Frequently Asked Questions

Do glucosamine and chondroitin really work for osteoarthritis?

The evidence is mixed but leans positive for specific forms. Pharmaceutical-grade glucosamine sulfate (not hydrochloride) at 1,500mg/day showed significant benefits in the GUIDE trial and long-term European studies [4]. The NIH-funded GAIT trial found the glucosamine-chondroitin combination was effective for moderate-to-severe knee OA pain [1]. Results typically take 8-12 weeks to become apparent.

Evidence:RCT (2006) · n=1,583 · high confidence[#1]. See full reference list below.

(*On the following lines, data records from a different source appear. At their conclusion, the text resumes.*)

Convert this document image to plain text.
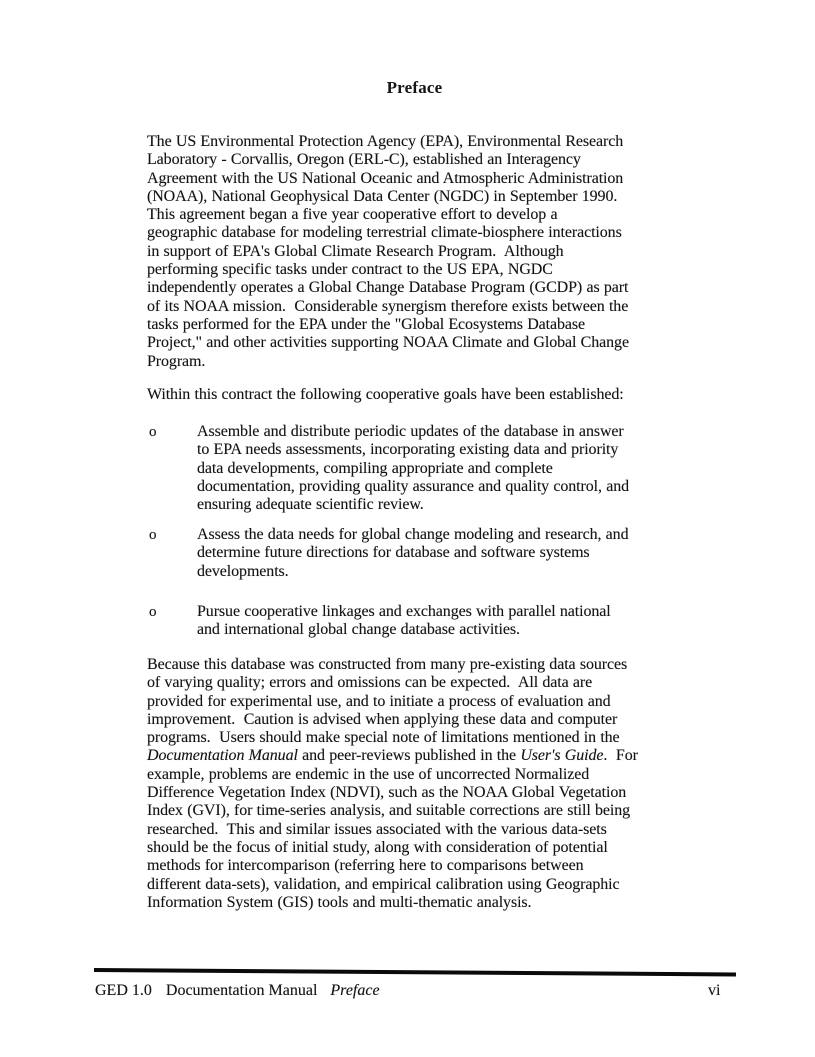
Preface
The US Environmental Protection Agency (EPA), Environmental Research
Laboratory - Corvallis, Oregon (ERL-C), established an Interagency
Agreement with the US National Oceanic and Atmospheric Administration
(NOAA), National Geophysical Data Center (NGDC) in September 1990.
This agreement began a five year cooperative effort to develop a
geographic database for modeling terrestrial climate-biosphere interactions
in support of EPA's Global Climate Research Program.  Although
performing specific tasks under contract to the US EPA, NGDC
independently operates a Global Change Database Program (GCDP) as part
of its NOAA mission.  Considerable synergism therefore exists between the
tasks performed for the EPA under the "Global Ecosystems Database
Project," and other activities supporting NOAA Climate and Global Change
Program.
Within this contract the following cooperative goals have been established:
o	Assemble and distribute periodic updates of the database in answer
to EPA needs assessments, incorporating existing data and priority
data developments, compiling appropriate and complete
documentation, providing quality assurance and quality control, and
ensuring adequate scientific review.
o	Assess the data needs for global change modeling and research, and
determine future directions for database and software systems
developments.
o	Pursue cooperative linkages and exchanges with parallel national
and international global change database activities.
Because this database was constructed from many pre-existing data sources
of varying quality; errors and omissions can be expected.  All data are
provided for experimental use, and to initiate a process of evaluation and
improvement.  Caution is advised when applying these data and computer
programs.  Users should make special note of limitations mentioned in the
Documentation Manual and peer-reviews published in the User's Guide.  For
example, problems are endemic in the use of uncorrected Normalized
Difference Vegetation Index (NDVI), such as the NOAA Global Vegetation
Index (GVI), for time-series analysis, and suitable corrections are still being
researched.  This and similar issues associated with the various data-sets
should be the focus of initial study, along with consideration of potential
methods for intercomparison (referring here to comparisons between
different data-sets), validation, and empirical calibration using Geographic
Information System (GIS) tools and multi-thematic analysis.
GED 1.0 Documentation Manual Preface	vi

What is the best supplement for joint pain?

For osteoarthritis-related joint pain, UC-II collagen (40mg/day) and glucosamine sulfate (1,500mg/day) have the strongest evidence. A head-to-head trial found UC-II more effective than glucosamine+chondroitin combined. Boswellia serrata (AKBA-enriched, 100-250mg/day) offers faster pain relief, often within 7 days, and works through anti-inflammatory pathways.

How long does it take for glucosamine to work?

Most clinical trials show glucosamine sulfate requires 8-12 weeks of consistent daily use (1,500mg) before meaningful improvements in pain and function are observed. Some patients report gradual improvements as early as 4 weeks. Unlike NSAIDs, glucosamine works by supporting cartilage structure rather than simply blocking pain signals.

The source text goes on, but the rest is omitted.